Bilmawn, Boujloud also known as the Amazigh Halloween, is an old tradition that takes place a few days following the celebration of Eid al-Adha This indigenous cultural event, deeply rooted in Amazigh tradition, involves people wearing sheepskin, goatskin, or bird feathers.
It involves individuals wearing the skins of rams or goats along with face paint with charcoal or wear masks and roaming the neighborhood streets, going from door to door asking for money or sheep and goat skins. with the help of popular bands to create joy and pleasure in the ranks of spectators, and at the same time creates Bilmawn panic and fear especially among children and women. Some say that to touch the skin being worn can bring good fortune. If it sounds familiar, then it is probably because it is an ancient echo of Halloween.

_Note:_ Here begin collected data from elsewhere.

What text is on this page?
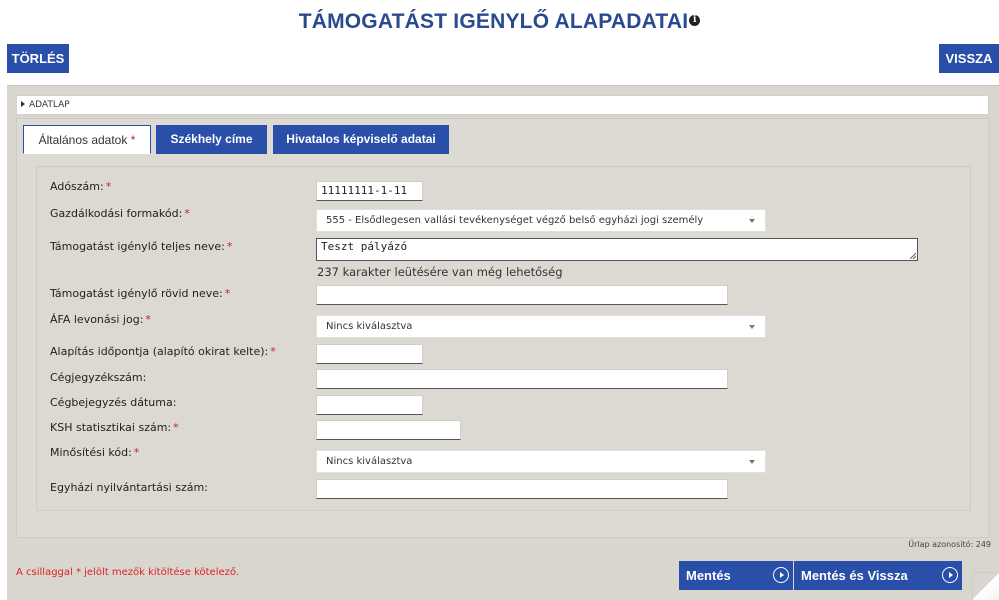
TÁMOGATÁST IGÉNYLŐ ALAPADATAI i
TÖRLÉS	VISSZA
ADATLAP
Általános adatok *	Székhely címe	Hivatalos képviselő adatai
Adószám: *	11111111-1-11
Gazdálkodási formakód: *
555 - Elsődlegesen vallási tevékenységet végző belső egyházi jogi személy
Támogatást igénylő teljes neve: *	Teszt pályázó
237 karakter leütésére van még lehetőség
Támogatást igénylő rövid neve: *
ÁFA levonási jog: *
Nincs kiválasztva
Alapítás időpontja (alapító okirat kelte): *
Cégjegyzékszám:
Cégbejegyzés dátuma:
KSH statisztikai szám: *
Minősítési kód: *
Nincs kiválasztva
Egyházi nyilvántartási szám:
Űrlap azonosító: 249
A csillaggal * jelölt mezők kitöltése kötelező.	Mentés	Mentés és Vissza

Researchers, say the custom is ancient tradition and has its origins in Africa, inspired by the legends of a leather-clad monster that terrorised people in remote areas. It may also have reflected a tribal raiding party dressed in skins.
Professor Bouyaakoubi of Anthropology explained at the University Ibn Zahr south-west of Morocco, that this cultural practice reflects Amazigh human quest to keep this tradition, which is shared by the peoples of North Africa and the Canary Islands with “under” different names.”
He added that the “Carnival has several names depending on the country, they speak Tamazight or Darija in various North African regions. Among the names of the carnival, we find (Bilmawn) (Boujeloud) (Harma) (los Carneros Tigaday) Canary Island (Tamaazat) Souss (south), and in the Middle Atlas (center), we find (Boyaslikhn, Boybatane), Anti Atlas “Isemgane, Imaachar “and Rif (north) Ba-Sheikh”.
He continued: “We also find the word-Darija (Bolbatayn) or (seven Batain) related to the number required to wear skins per person”
While Bilmawn or Boujloud is not celebrated in every area of Morocco it can be found in places such as Tiznit, Agadir and Amazigh regions in the south of the country and the Rif Mountains in the north. The festival is notable because of the participation of both males and females. In some area the festival has been turned into a local carnival lasting up to seven days and expanded to include concerts of folk music. This change has made Boujloud into a cultural event that highlights the Amazigh cultural heritage and attracts thousands of tourists who come specifically to see the “Carnival Boujloud “.